After Friday’s game my host family took me on a walking tour of downtown Düsseldorf. The air was crisp and dark – twinkling with the occasional string of lights. Our feet echoed along the cobblestones. Just when my eyes began to droop, the street opened up into a big plaza with a lively outdoor holiday market. A chorus huddled together in a gazebo, their songs crystallizing on the frosty air as they overlooked dozens of booths filled with food, beer [Recipe], wine, and handmade crafts.

This was a dangerous combination for a hungry teenager.

Although the festivities perked me up a bit, the smell of warm, mulled wine [Recipe] and grilled meats made me downright hungry.

So this was Germany.

Düsseldorf Christmas Market

Schnitzels were everywhere – which, by the way, we cooked when we made Austria [Recipe]. We paired the schnitzel with another dish adored in Germany, Spaetzle [Recipe]. Also available? Any sort of sausage or rouladen (rolled up beef with gravy) [Recipe]. From what I could tell, you had a choice of two sides: sauerkraut or red cabbage [Recipe]. That was it. Both were vinegary, but the red cabbage had a hint of sweetness to it.

After gorging on dinner, we were tempted with sweets – mostly gingerbread cookies [Recipe] and cakes. I looked long and hard, but didn’t spot my favorite – the German Tree Cake (baumtorte) [Recipe]. I have fond memories of making this cake with my mother when I was little, who at this point in my life I hadn’t lived with for the better part of a decade. Made of 20-30 layers of marizpan cake, the baumtorte kept us busy the better part of two afternoons. Which is certainly why I didn’t see it at the outdoor market.

When I finally tucked into bed it was 9:30 pm, but it might as well have been midnight. My muscles ached from the day’s game and my belly was full from the outdoor market.

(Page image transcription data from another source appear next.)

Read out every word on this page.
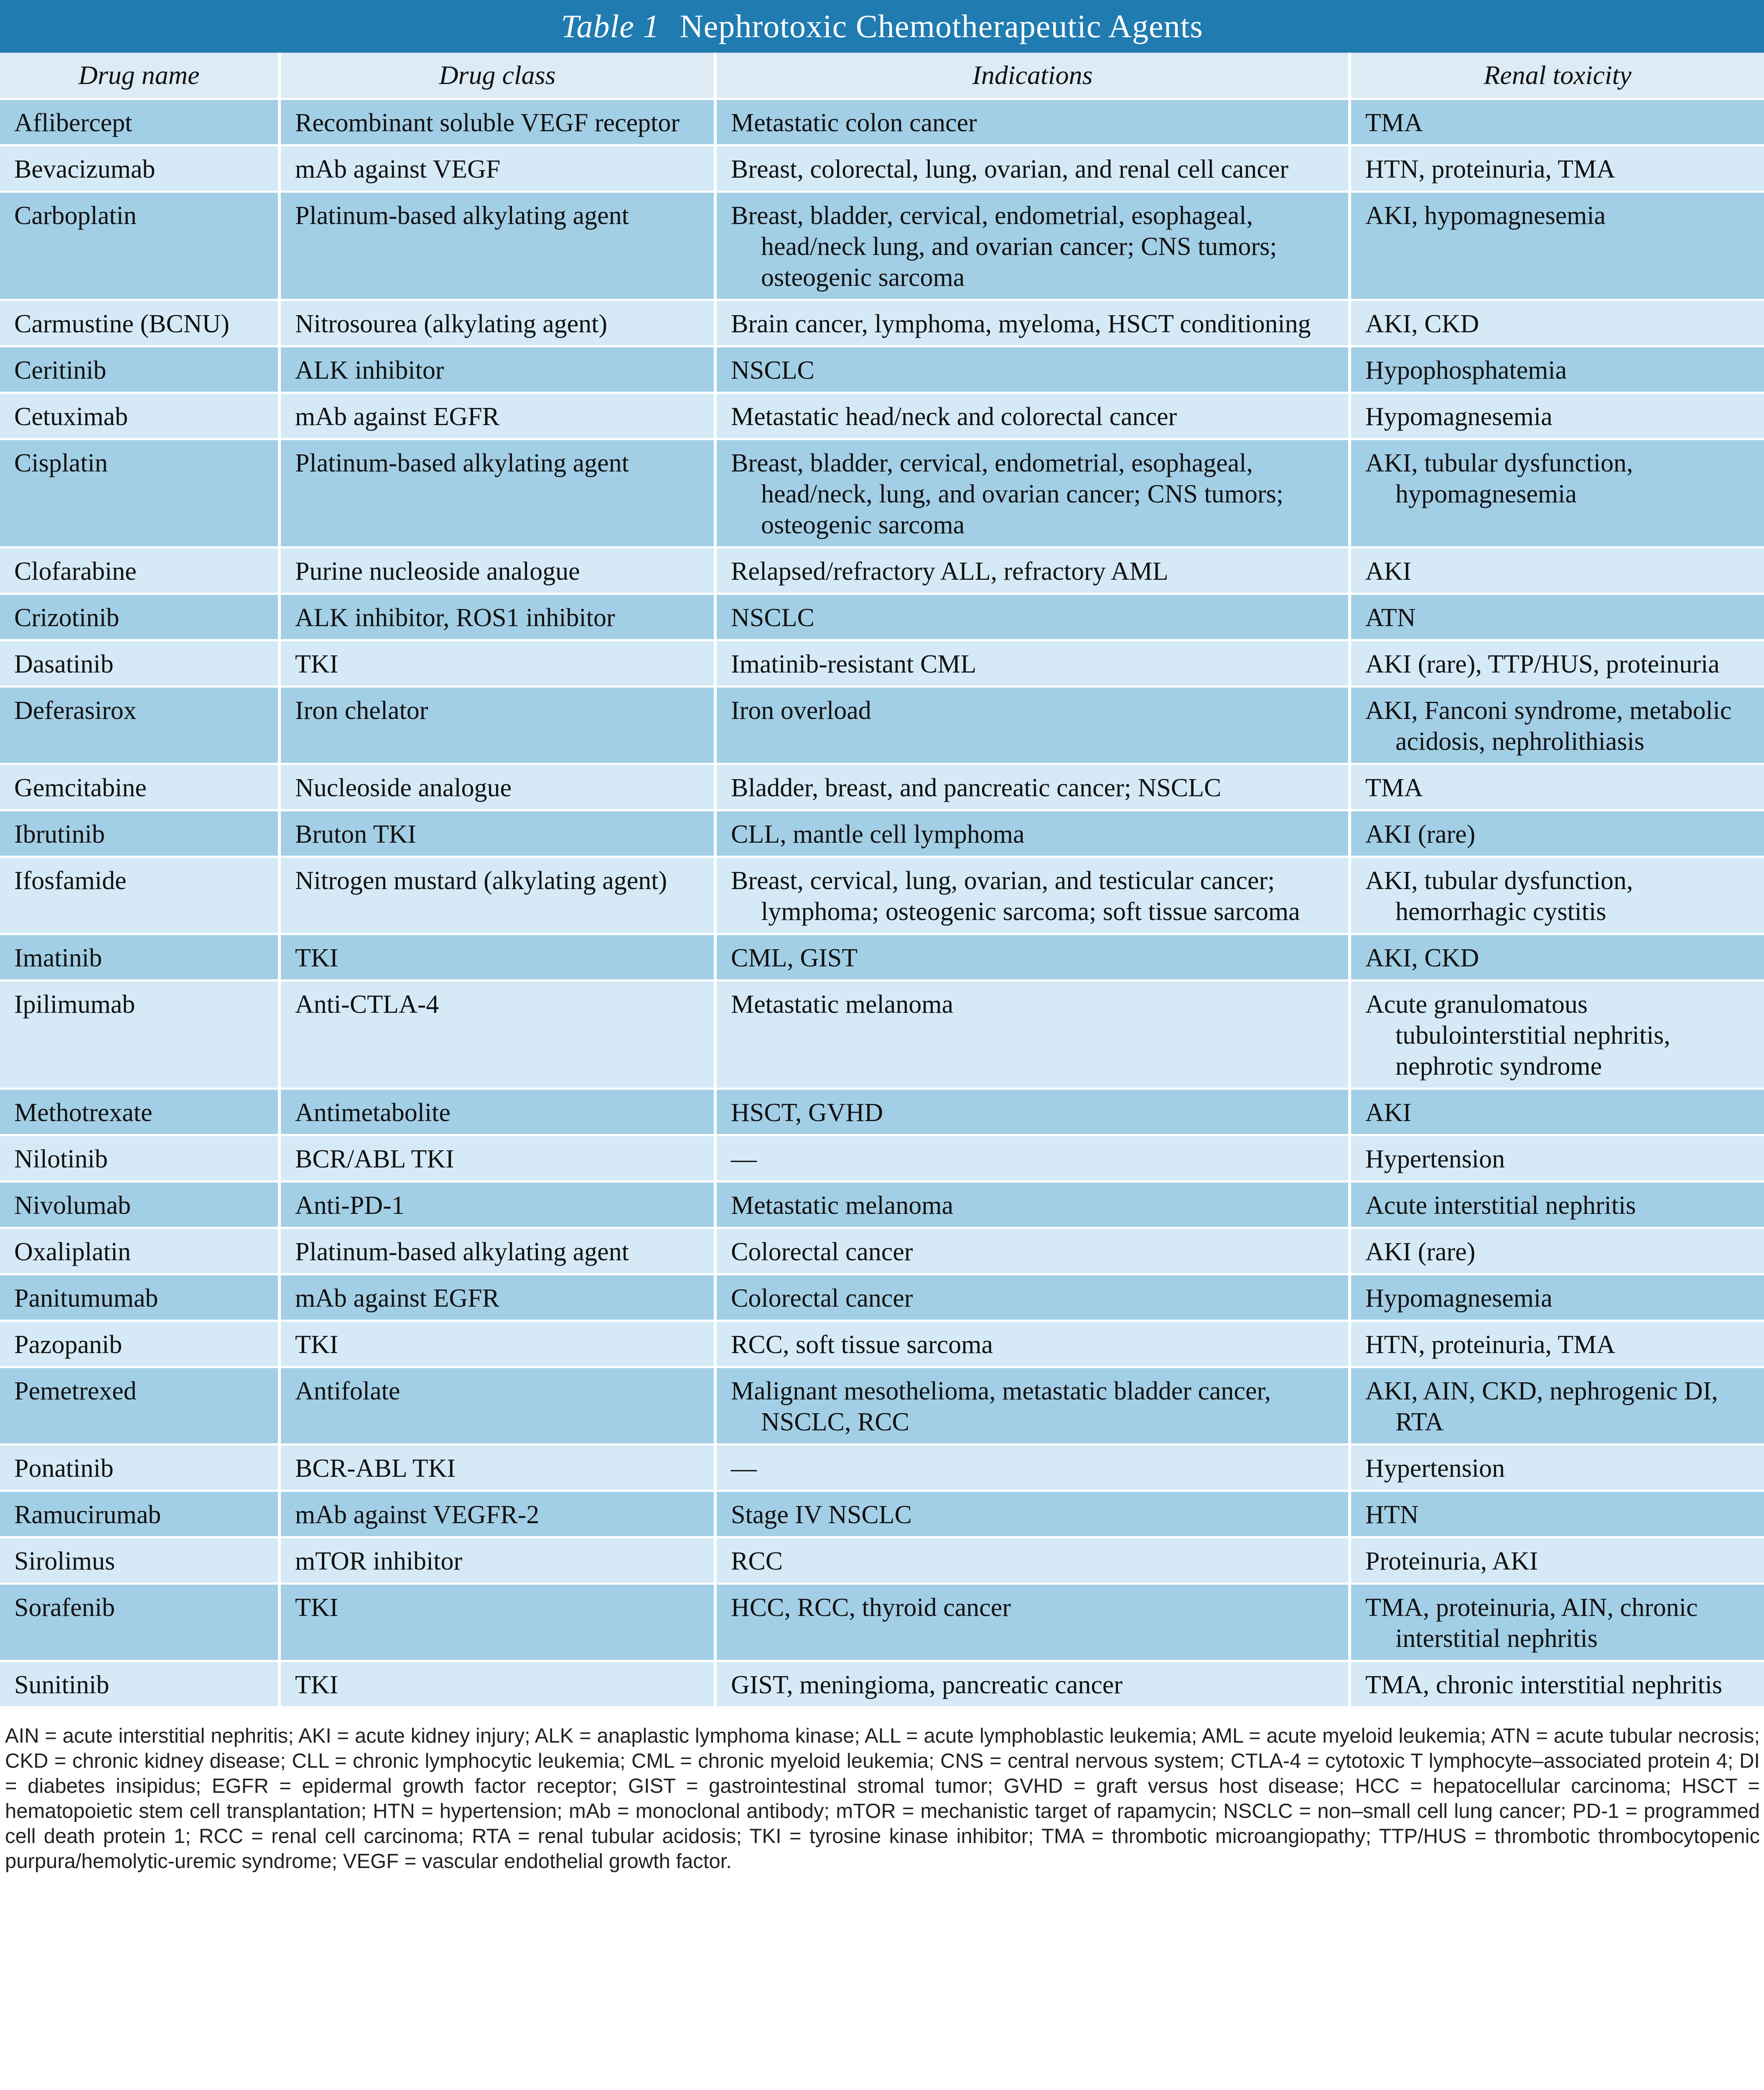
Table 1 Nephrotoxic Chemotherapeutic Agents
Drug name	Drug class	Indications	Renal toxicity

Aflibercept	Recombinant soluble VEGF receptor	Metastatic colon cancer	TMA

Bevacizumab	mAb against VEGF	Breast, colorectal, lung, ovarian, and renal cell cancer	HTN, proteinuria, TMA

Carboplatin	Platinum-based alkylating agent	Breast, bladder, cervical, endometrial, esophageal, head/neck lung, and ovarian cancer; CNS tumors; osteogenic sarcoma	AKI, hypomagnesemia

Carmustine (BCNU)	Nitrosourea (alkylating agent)	Brain cancer, lymphoma, myeloma, HSCT conditioning	AKI, CKD

Ceritinib	ALK inhibitor	NSCLC	Hypophosphatemia

Cetuximab	mAb against EGFR	Metastatic head/neck and colorectal cancer	Hypomagnesemia

Cisplatin	Platinum-based alkylating agent	Breast, bladder, cervical, endometrial, esophageal, head/neck, lung, and ovarian cancer; CNS tumors; osteogenic sarcoma	AKI, tubular dysfunction, hypomagnesemia

Clofarabine	Purine nucleoside analogue	Relapsed/refractory ALL, refractory AML	AKI

Crizotinib	ALK inhibitor, ROS1 inhibitor	NSCLC	ATN

Dasatinib	TKI	Imatinib-resistant CML	AKI (rare), TTP/HUS, proteinuria

Deferasirox	Iron chelator	Iron overload	AKI, Fanconi syndrome, metabolic acidosis, nephrolithiasis

Gemcitabine	Nucleoside analogue	Bladder, breast, and pancreatic cancer; NSCLC	TMA

Ibrutinib	Bruton TKI	CLL, mantle cell lymphoma	AKI (rare)

Ifosfamide	Nitrogen mustard (alkylating agent)	Breast, cervical, lung, ovarian, and testicular cancer; lymphoma; osteogenic sarcoma; soft tissue sarcoma	AKI, tubular dysfunction, hemorrhagic cystitis

Imatinib	TKI	CML, GIST	AKI, CKD

Ipilimumab	Anti-CTLA-4	Metastatic melanoma	Acute granulomatous tubulointerstitial nephritis, nephrotic syndrome

Methotrexate	Antimetabolite	HSCT, GVHD	AKI

Nilotinib	BCR/ABL TKI	—	Hypertension

Nivolumab	Anti-PD-1	Metastatic melanoma	Acute interstitial nephritis

Oxaliplatin	Platinum-based alkylating agent	Colorectal cancer	AKI (rare)

Panitumumab	mAb against EGFR	Colorectal cancer	Hypomagnesemia

Pazopanib	TKI	RCC, soft tissue sarcoma	HTN, proteinuria, TMA

Pemetrexed	Antifolate	Malignant mesothelioma, metastatic bladder cancer, NSCLC, RCC	AKI, AIN, CKD, nephrogenic DI, RTA

Ponatinib	BCR-ABL TKI	—	Hypertension

Ramucirumab	mAb against VEGFR-2	Stage IV NSCLC	HTN

Sirolimus	mTOR inhibitor	RCC	Proteinuria, AKI

Sorafenib	TKI	HCC, RCC, thyroid cancer	TMA, proteinuria, AIN, chronic interstitial nephritis

Sunitinib	TKI	GIST, meningioma, pancreatic cancer	TMA, chronic interstitial nephritis
AIN = acute interstitial nephritis; AKI = acute kidney injury; ALK = anaplastic lymphoma kinase; ALL = acute lymphoblastic leukemia; AML = acute myeloid leukemia; ATN = acute tubular necrosis; CKD = chronic kidney disease; CLL = chronic lymphocytic leukemia; CML = chronic myeloid leukemia; CNS = central nervous system; CTLA-4 = cytotoxic T lymphocyte–associated protein 4; DI = diabetes insipidus; EGFR = epidermal growth factor receptor; GIST = gastrointestinal stromal tumor; GVHD = graft versus host disease; HCC = hepatocellular carcinoma; HSCT = hematopoietic stem cell transplantation; HTN = hypertension; mAb = monoclonal antibody; mTOR = mechanistic target of rapamycin; NSCLC = non–small cell lung cancer; PD-1 = programmed cell death protein 1; RCC = renal cell carcinoma; RTA = renal tubular acidosis; TKI = tyrosine kinase inhibitor; TMA = thrombotic microangiopathy; TTP/HUS = thrombotic thrombocytopenic purpura/hemolytic-uremic syndrome; VEGF = vascular endothelial growth factor.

Photos: Wolfgang Staud, Rainer Driesen, CIA World Factbook, Sasha Martin


  1. Rike says

    Oh my, what a surprise: your first picture of Germany is where I grew up!
    I will try not to get homesick during your German presentation.

    • Sasha Martin says

      That first picture makes ME homesick for Germany, and I have never even lived there!! Simply gorgeous…

  2. Simone says

    I can’t believe you’re “in” Germany already… when you started this journey I tried to figure out how long it would take you to get there, wow… 🙂

    I definitely am homesick now!! I haven’t been to my towns Christkindlmarkt in over 8 years 🙁

    But thinking of Rouladen makes me hungry; my grandma used to make the yummiest ones for Christmas… oh, the memories…

    • Sasha Martin says

      I know, part of me thinks the whole process is so slow but, other times, I feel amazed with how far we’ve come. We’re actually 1/3 of the way through the countries now. That feels so good!

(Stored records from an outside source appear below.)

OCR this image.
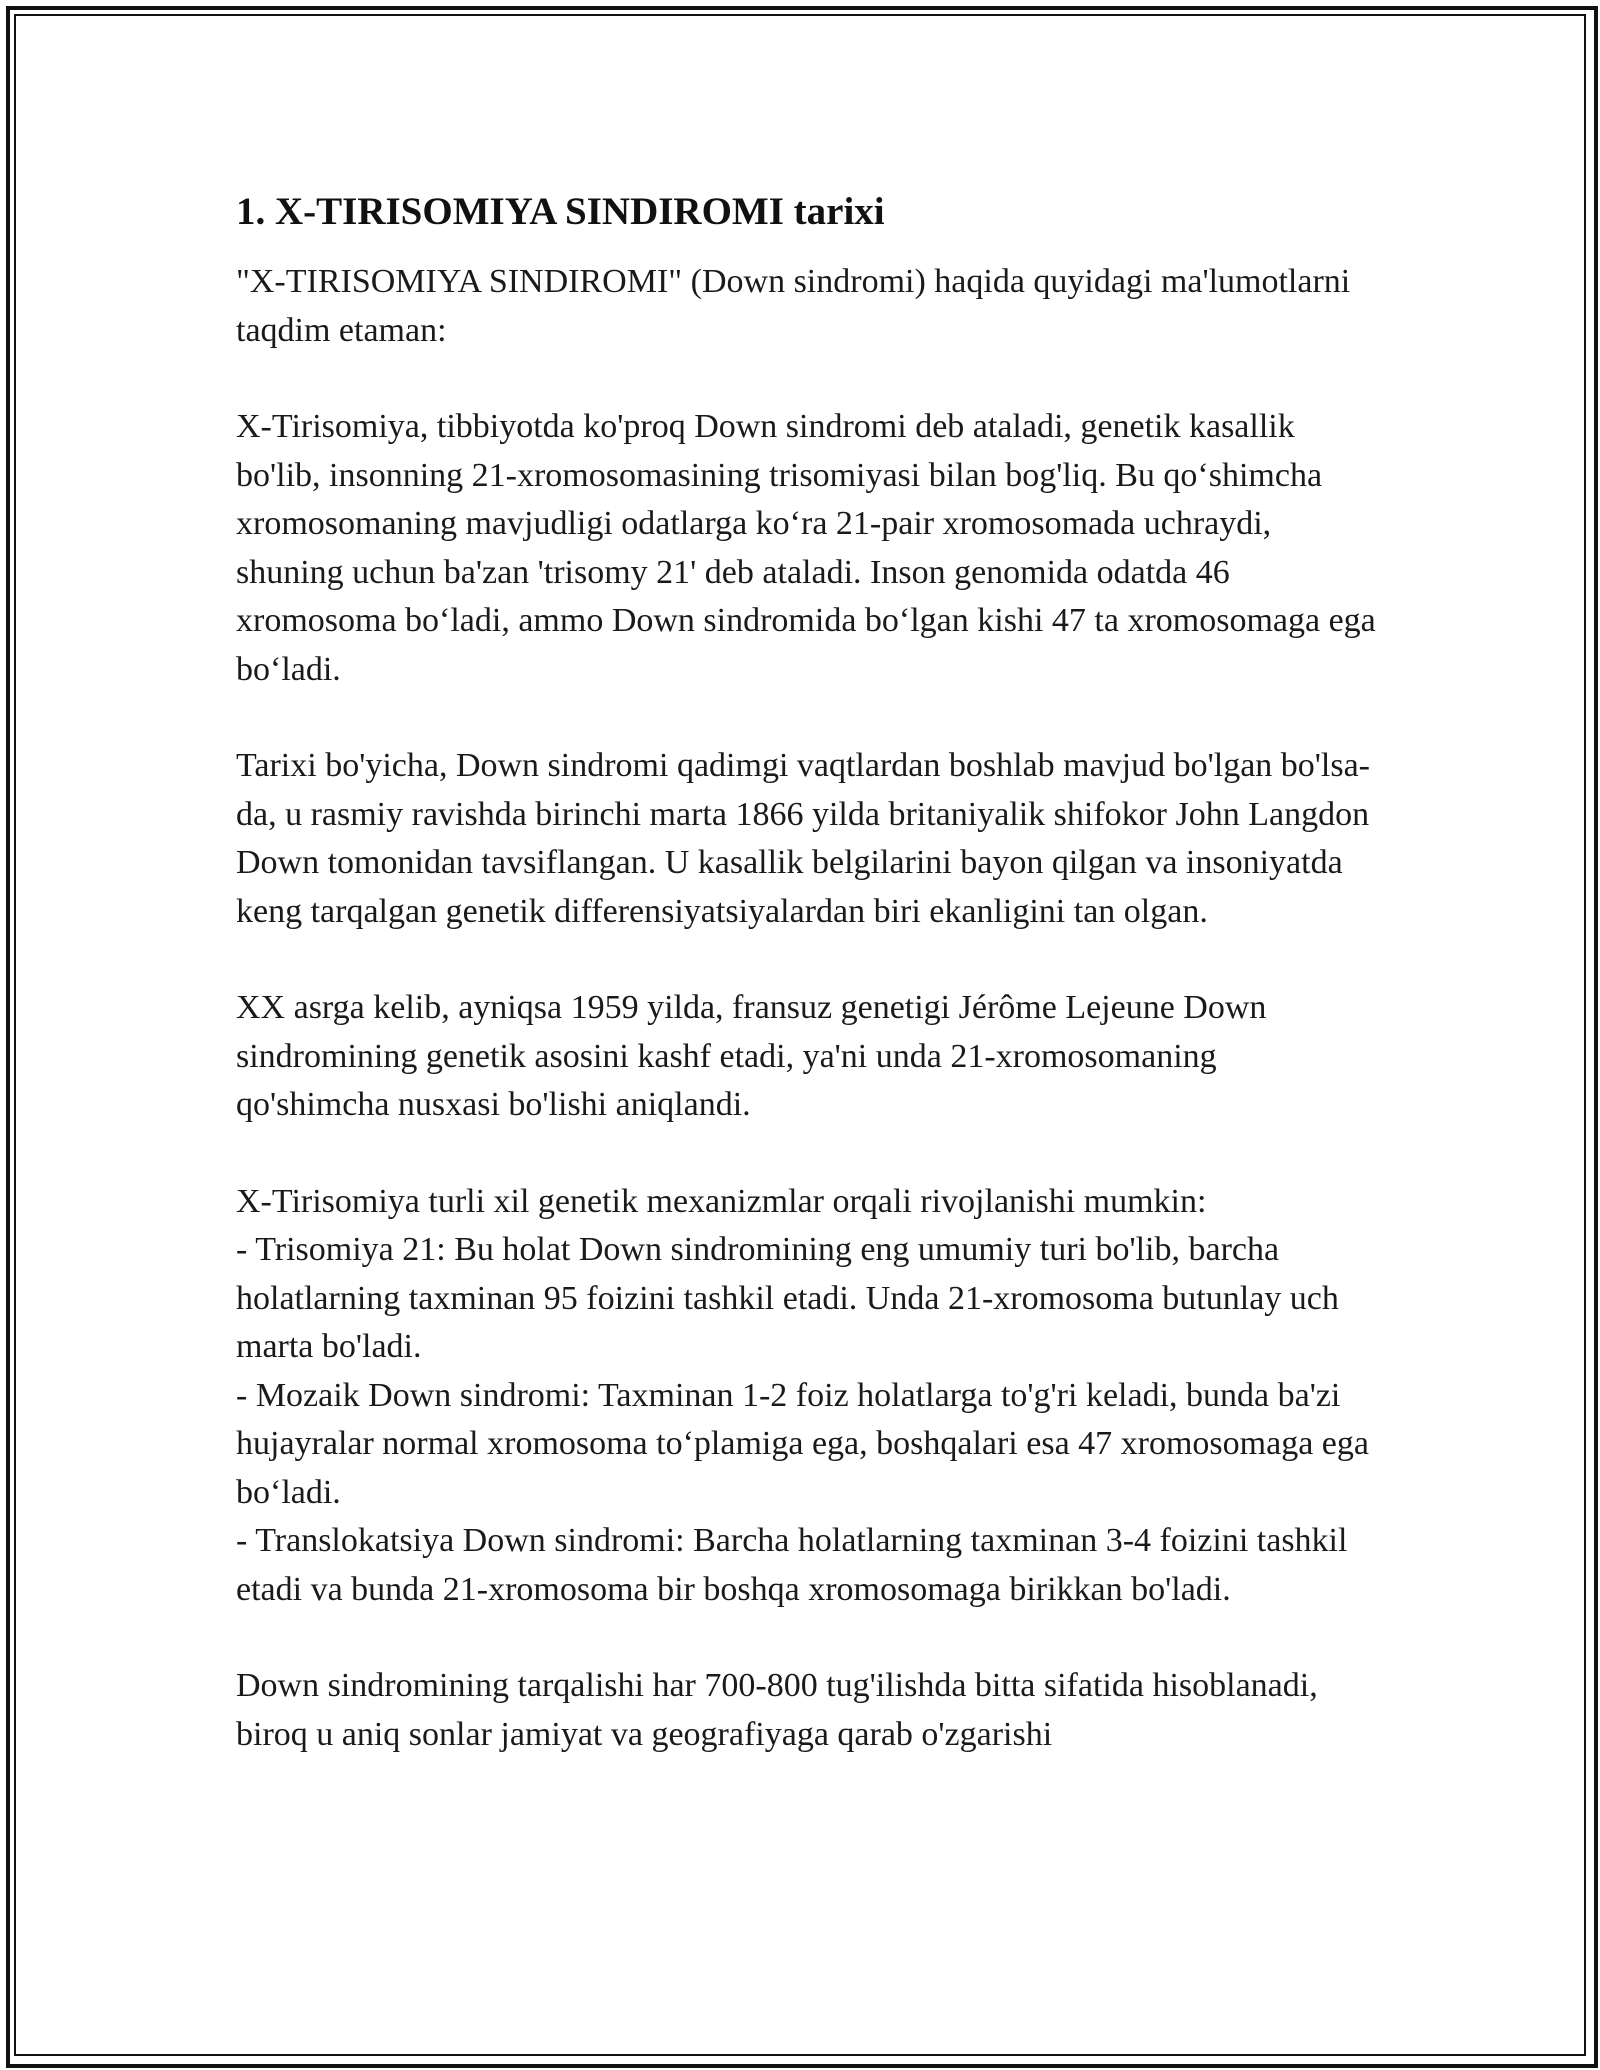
1. X-TIRISOMIYA SINDIROMI tarixi

"X-TIRISOMIYA SINDIROMI" (Down sindromi) haqida quyidagi ma'lumotlarni taqdim etaman:

X-Tirisomiya, tibbiyotda ko'proq Down sindromi deb ataladi, genetik kasallik bo'lib, insonning 21-xromosomasining trisomiyasi bilan bog'liq. Bu qo‘shimcha xromosomaning mavjudligi odatlarga ko‘ra 21-pair xromosomada uchraydi, shuning uchun ba'zan 'trisomy 21' deb ataladi. Inson genomida odatda 46 xromosoma bo‘ladi, ammo Down sindromida bo‘lgan kishi 47 ta xromosomaga ega bo‘ladi.

Tarixi bo'yicha, Down sindromi qadimgi vaqtlardan boshlab mavjud bo'lgan bo'lsa-da, u rasmiy ravishda birinchi marta 1866 yilda britaniyalik shifokor John Langdon Down tomonidan tavsiflangan. U kasallik belgilarini bayon qilgan va insoniyatda keng tarqalgan genetik differensiyatsiyalardan biri ekanligini tan olgan.

XX asrga kelib, ayniqsa 1959 yilda, fransuz genetigi Jérôme Lejeune Down sindromining genetik asosini kashf etadi, ya'ni unda 21-xromosomaning qo'shimcha nusxasi bo'lishi aniqlandi.

X-Tirisomiya turli xil genetik mexanizmlar orqali rivojlanishi mumkin:

- Trisomiya 21: Bu holat Down sindromining eng umumiy turi bo'lib, barcha holatlarning taxminan 95 foizini tashkil etadi. Unda 21-xromosoma butunlay uch marta bo'ladi.

- Mozaik Down sindromi: Taxminan 1-2 foiz holatlarga to'g'ri keladi, bunda ba'zi hujayralar normal xromosoma to‘plamiga ega, boshqalari esa 47 xromosomaga ega bo‘ladi.

- Translokatsiya Down sindromi: Barcha holatlarning taxminan 3-4 foizini tashkil etadi va bunda 21-xromosoma bir boshqa xromosomaga birikkan bo'ladi.

Down sindromining tarqalishi har 700-800 tug'ilishda bitta sifatida hisoblanadi, biroq u aniq sonlar jamiyat va geografiyaga qarab o'zgarishi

      The rouladen were fun to make and totally comfort food. What did she put in hers?

      • Simone says

        hmmm… good question… definitely “Speck” (bacon) and pickles.. I think caramelized onions and bayleaves… but I’m not 100% on those. I miss her. Might have to make rouladen this weekend 🙂

  3. Cake are just the best thing in Germany, together with bread. Did you ever have an opportunity to try the dark breads with sunflower seeds? They are totally different from French bread but just as good. I never saw the cake you mention even in patisseries, so I’m looking forward to your recipe! On the other hand I see quite often mushrooms and bradkartoffeln served as sides: markets must have evolved!

  4. elisa waller says

    I like your comment about how “This was a dangerous combination for a hungry teenager”
    food, beer, wine, and handmade crafts…dnagerously cultural and fun thats for sure!!!
    I like germany and it’s way to food and celebrations!….YUM!